Highland Capital Management LP and Invesco Ltd. have amended their collateralized loan obligations as firms try to get ahead of new rules that would force banks to dump some of their holdings.
U.S. banks own about $70 billion of CLO debt and are prohibited by the U.S. Dodd-Frank Act’s Volcker Rule from owning securities issued by funds that contain bonds. If CLO managers don’t make deals compliant, banks would be forced to dump their holdings, which may result in as much as $9 billion in losses, according to calculations by the Loan Syndications and Trading Association.
There were about $157 billion of CLOs that owned bonds as of June 1, according to Royal Bank of Scotland Group Plc data, and the Federal Reserve said it will give the funds until July 2017 to comply. Some banks, which typically own the highest-rated slices of CLOs, are trying to induce managers to alter the terms of their existing funds by refusing to buy their new ones unless they do, according to Sajid Zaidi, global head of CLO origination and structuring at Morgan Stanley (MS) in New York.

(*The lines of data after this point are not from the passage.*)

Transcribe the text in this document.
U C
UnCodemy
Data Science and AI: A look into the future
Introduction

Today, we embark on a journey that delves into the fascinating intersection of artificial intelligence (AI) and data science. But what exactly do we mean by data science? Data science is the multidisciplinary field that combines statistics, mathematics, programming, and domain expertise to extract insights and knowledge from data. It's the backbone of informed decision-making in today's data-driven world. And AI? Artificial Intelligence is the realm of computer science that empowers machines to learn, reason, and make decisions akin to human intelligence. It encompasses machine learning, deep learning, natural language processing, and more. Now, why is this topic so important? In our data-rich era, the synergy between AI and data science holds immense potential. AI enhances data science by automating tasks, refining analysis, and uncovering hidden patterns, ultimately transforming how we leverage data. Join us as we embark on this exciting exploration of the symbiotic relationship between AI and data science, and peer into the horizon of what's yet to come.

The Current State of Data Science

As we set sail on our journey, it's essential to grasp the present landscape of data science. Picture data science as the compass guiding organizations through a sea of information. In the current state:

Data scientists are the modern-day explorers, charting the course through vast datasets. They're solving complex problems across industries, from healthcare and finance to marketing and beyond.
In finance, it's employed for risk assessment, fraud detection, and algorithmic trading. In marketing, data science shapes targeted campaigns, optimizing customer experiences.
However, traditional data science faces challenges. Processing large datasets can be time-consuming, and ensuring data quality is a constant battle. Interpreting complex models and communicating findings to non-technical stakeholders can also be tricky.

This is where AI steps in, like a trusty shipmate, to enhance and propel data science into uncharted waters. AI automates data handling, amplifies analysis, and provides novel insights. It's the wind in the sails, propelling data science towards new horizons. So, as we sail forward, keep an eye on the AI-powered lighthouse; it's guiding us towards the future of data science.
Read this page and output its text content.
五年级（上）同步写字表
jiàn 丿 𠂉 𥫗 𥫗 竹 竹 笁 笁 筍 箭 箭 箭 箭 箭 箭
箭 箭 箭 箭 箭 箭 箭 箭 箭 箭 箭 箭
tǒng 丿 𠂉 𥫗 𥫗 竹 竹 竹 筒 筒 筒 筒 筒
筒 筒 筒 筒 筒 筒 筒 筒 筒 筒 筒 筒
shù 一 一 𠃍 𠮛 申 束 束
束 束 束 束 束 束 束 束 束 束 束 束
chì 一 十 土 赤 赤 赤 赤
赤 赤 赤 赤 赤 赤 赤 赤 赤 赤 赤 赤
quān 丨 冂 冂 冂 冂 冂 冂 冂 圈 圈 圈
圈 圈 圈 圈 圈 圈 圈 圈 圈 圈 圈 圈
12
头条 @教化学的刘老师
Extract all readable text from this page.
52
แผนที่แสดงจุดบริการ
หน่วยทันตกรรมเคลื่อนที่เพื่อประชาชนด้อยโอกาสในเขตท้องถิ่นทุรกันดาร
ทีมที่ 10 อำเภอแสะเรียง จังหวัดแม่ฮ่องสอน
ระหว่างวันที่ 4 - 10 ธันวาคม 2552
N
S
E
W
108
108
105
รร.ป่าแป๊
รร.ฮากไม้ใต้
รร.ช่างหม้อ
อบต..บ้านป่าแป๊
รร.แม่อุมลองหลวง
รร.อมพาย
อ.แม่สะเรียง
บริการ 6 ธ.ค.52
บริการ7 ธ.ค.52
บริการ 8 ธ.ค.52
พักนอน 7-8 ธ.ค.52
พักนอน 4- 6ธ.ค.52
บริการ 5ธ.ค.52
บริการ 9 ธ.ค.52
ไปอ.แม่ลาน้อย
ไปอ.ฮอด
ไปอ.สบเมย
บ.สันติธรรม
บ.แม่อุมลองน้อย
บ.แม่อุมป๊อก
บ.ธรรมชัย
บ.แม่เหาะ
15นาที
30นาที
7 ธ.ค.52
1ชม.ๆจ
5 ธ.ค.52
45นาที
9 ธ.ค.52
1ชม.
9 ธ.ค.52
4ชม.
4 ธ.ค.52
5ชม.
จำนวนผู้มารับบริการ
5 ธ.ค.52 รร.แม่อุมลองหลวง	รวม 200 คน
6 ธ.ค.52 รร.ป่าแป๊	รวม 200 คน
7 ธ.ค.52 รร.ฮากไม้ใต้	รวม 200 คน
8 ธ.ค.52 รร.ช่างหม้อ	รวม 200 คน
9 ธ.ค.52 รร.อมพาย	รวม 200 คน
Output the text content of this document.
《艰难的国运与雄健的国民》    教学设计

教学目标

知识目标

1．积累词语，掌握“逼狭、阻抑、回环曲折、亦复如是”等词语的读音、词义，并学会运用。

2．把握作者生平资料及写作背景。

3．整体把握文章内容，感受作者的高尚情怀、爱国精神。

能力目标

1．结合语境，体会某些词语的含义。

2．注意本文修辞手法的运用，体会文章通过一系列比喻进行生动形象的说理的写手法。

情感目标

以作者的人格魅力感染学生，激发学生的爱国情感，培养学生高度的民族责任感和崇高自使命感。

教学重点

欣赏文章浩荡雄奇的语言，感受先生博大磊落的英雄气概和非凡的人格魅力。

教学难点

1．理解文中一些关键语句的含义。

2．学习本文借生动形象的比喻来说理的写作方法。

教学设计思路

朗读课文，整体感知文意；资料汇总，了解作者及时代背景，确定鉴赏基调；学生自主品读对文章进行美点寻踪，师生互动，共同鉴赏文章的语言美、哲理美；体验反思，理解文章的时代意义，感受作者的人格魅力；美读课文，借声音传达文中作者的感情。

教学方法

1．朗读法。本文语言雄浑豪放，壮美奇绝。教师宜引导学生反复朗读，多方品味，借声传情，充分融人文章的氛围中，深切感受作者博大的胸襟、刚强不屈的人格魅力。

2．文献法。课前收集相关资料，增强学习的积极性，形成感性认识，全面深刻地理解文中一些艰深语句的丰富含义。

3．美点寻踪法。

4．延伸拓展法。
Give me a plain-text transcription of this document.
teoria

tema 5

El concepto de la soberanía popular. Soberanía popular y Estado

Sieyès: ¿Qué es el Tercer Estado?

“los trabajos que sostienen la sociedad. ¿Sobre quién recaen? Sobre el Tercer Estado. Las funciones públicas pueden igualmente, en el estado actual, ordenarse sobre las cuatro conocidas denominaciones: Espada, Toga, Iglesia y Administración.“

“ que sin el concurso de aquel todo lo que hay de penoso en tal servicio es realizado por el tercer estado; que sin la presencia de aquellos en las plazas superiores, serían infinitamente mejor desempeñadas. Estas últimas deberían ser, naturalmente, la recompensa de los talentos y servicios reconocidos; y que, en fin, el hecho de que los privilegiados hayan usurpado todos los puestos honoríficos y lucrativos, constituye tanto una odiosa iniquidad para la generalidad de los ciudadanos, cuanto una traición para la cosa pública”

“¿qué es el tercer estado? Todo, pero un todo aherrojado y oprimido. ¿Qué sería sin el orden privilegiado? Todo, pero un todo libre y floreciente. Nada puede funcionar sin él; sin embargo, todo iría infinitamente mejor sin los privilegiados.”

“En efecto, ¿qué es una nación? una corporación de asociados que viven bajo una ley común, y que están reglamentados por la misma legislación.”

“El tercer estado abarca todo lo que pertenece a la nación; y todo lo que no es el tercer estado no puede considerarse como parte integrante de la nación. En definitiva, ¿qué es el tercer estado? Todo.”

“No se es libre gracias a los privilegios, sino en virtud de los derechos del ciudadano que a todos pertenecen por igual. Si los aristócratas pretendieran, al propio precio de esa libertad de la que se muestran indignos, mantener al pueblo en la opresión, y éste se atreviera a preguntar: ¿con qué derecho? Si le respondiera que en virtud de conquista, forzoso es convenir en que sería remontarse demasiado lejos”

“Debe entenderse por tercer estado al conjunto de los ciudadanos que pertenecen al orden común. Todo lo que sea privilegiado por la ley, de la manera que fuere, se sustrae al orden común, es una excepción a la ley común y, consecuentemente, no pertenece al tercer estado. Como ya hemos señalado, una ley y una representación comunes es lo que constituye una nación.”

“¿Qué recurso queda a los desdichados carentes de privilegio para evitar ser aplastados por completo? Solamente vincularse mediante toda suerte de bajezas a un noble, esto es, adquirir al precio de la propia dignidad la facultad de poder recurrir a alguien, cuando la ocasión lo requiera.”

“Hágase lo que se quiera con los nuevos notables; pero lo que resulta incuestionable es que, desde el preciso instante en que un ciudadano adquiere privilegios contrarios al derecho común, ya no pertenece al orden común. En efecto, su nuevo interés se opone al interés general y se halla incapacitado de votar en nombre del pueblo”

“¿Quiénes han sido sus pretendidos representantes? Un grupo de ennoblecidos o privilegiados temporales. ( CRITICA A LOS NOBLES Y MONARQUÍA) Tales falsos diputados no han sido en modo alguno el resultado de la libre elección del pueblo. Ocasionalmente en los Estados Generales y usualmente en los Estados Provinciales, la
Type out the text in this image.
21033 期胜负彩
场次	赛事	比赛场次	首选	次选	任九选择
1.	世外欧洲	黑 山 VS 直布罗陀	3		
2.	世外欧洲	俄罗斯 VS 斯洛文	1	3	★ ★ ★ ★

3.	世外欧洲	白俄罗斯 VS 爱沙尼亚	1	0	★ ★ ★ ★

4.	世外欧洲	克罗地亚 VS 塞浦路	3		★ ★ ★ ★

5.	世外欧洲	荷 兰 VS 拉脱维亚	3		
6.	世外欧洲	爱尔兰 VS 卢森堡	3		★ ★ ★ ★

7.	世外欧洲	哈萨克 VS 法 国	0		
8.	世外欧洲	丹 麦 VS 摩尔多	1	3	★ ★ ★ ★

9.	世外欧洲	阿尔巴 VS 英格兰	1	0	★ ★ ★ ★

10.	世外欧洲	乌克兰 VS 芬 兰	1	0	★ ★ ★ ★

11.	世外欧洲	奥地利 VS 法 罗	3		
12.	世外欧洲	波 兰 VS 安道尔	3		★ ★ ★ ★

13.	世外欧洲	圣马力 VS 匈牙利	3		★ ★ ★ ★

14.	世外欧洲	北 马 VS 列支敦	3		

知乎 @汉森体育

Some banks are making amending outstanding transactions a “precondition of investing in new deals for the same manager,” Zaidi said in a telephone interview. “That is giving those managers an incentive to try and get amendments through in order to issue new transactions.”
CLOs pool high-yield, high-risk loans and slice them into securities of varying risk and return. High-yield debt is rated below Baa3 by Moody’s Investors Service and less than BBB- by Standard & Poor’s.
For a typical amendment, the CLO manager and more than half of AAA and equity investors must agree to the changes, Ken Kroszner, head of CLO strategy at RBS in Stamford, Connecticut, said in a telephone interview. Equity holders, who get what’s left over after debt investors are paid, may benefit from the extra return generated by owning bonds, and may be unwilling to agree without getting something in return.
The Clearing House Association LLC, a trade group representing large U.S. banks, has been working on guidelines that may make it easier for CLO managers to amend existing deals to make them compliant, two people with knowledge of the matter said last month.
Dallas-based Highland, which oversees about $18.7 billion, amended its Acis CLO 2013-1 in the first quarter to eliminate the ability to invest in bonds, according to a person with knowledge of the change, who asked not to be identified because the information is private.
Shannon Wherry, a Highland spokeswoman, declined to comment.
Invesco in April amended its Avalon IV Capital CLO as part of a refinancing, according to Joe Rotondo, senior portfolio manager at Invesco, which oversees $30.6 billion in bank loans. Equity holders benefited because interest rates on the CLO’s debt were lowered, he said in a telephone interview.
“It was a very positive event for all investors,” said Rotondo, who is based in New York. “All rated notes were retired at par, and the equity benefits from a lower cost of debt capital.”
The firm cut the interest rate on the deal’s $231 million AAA piece to 117 basis points more than the London interbank offered rate from 150 basis points, he said. A basis point is 0.01 percentage point.
“Right now it’s a hot issue about how to deal with legacy CLOs from a Volcker-compliance standpoint, given the amount of CLO debt held by banking entities,” said Neil Weidner, a partner in New York at law firm Cadwalader, Wickersham & Taft LLP.
If banks have to sell their AAA holdings, losses may range from $1 billion to $9 billion, depending on market conditions, according to LSTA calculations.